L’église Santa Maria in Cosmedin

La colline du capitole

L’église Santa Maria in Cosmedin

Traversons maintenant la large piazza Bocca della verita pour nous rendre en face, en direction de l’église à la haute tour que nous apercevons tout au bout de la place. Il s’agit de l’église Santa Maria in Cosmedin.

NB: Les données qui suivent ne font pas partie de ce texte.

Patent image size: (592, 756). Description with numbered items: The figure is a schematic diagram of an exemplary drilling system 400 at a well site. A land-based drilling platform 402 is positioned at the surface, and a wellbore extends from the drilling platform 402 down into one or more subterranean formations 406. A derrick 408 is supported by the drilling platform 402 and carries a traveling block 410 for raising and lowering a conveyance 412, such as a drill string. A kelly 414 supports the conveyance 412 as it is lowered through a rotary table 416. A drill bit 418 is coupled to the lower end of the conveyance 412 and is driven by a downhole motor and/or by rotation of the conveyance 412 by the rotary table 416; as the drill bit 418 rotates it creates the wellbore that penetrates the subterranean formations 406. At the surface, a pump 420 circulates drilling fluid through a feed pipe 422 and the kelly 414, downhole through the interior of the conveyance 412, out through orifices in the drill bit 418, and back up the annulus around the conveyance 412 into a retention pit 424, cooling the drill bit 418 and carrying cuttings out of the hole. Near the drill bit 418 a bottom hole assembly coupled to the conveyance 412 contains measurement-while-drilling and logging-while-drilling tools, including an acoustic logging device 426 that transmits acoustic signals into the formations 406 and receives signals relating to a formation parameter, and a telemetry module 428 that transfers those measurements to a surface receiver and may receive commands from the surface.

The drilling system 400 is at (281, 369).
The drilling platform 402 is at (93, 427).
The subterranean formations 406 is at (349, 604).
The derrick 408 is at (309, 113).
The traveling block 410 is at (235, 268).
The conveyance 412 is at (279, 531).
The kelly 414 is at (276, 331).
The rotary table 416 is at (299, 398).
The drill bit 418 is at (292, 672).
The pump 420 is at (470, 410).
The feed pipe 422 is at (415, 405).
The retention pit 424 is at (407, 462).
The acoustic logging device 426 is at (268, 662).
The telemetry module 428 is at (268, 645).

Nous sommes à l’église Santa Maria in Cosmedin. Entrons sous le porche.
Au début du Moyen Age, ce quartier s’appelait « Rippa greca », à cause du grand nombre de commerçants d’origine grecque et byzantine qui s’y étaient établi. « Kosmidion », qui signifie ornement, faisait référence à la splendeur du culte chrétien de rite grec qui se déroulait ici. S’il y eut une église dès le début du Moyen Age, celle que nous voyons actuellement fut construite au milieu du 12ème siècle.
Au fond du porche, un grand masque de marbre, incarne le visage, peut-être de l’océan, ou d’une autre divinité des eaux. Il s’agit sans doute d’une plaque d’égout de la cloaca maxima, le grand égout de la Rome antique. Au Moyen Age, on prétendait que celui qui introduisait sa main dans la bouche après avoir dit un mensonge était mordu. Et à l’inverse, celui qui n’était pas mordu avait donc dit la vérité. Inutile de dire qu’il y avait la queue devant ce masque.
Entrons maintenant dans l’église.

Le beau vaisseau est divisé en trois nefs. Observons les colonnes et les chapiteaux d’origine antique et la disposition du mobilier religieux. Regardons, au fonds et entourée de barrières de pierre, la « schola cantorum », l’espace où se tenaient les chantres et le clergé. Plus loin, l’autel, construit avec une baignoire antique, est protégé par un petit édifice en pierre appelé baldaquin, et séparé de la « schola » par une barrière également en pierre, initialement complétée par des rideaux.
Derrière l’autel, un trône en pierre est entouré de lions. C’est un trône pontifical, dont la présence symbolise celle du pape dans la communauté. Mais le plus remarquable est certainement le pavement en petites pièces de marbre coloré. C’est ce qu’on appelle un pavement « cosmatesque », du nom de la famille Cosmati, l’une des nombreuses et fameuses familles de marbriers romains au Moyen Age. Ces pavements sont très caractéristiques des églises médiévales de Rome et de sa région. Les grandes familles de marbriers s’estimaient alors les héritiers directs des créateurs de mosaïque de la Rome antique. Les motifs circulaires que nous observons sur le pavement proviennent généralement de colonnes antiques coupées en rondelles.
Il est possible de descendre dans la crypte, sous le maître autel. Elle fut sans doute creusée sous un lieu de culte dédié à Hercule. La tradition veut que ce demi-dieu, fils de Jupiter et d’Alcmène, soit venu ici pour garder ses moutons.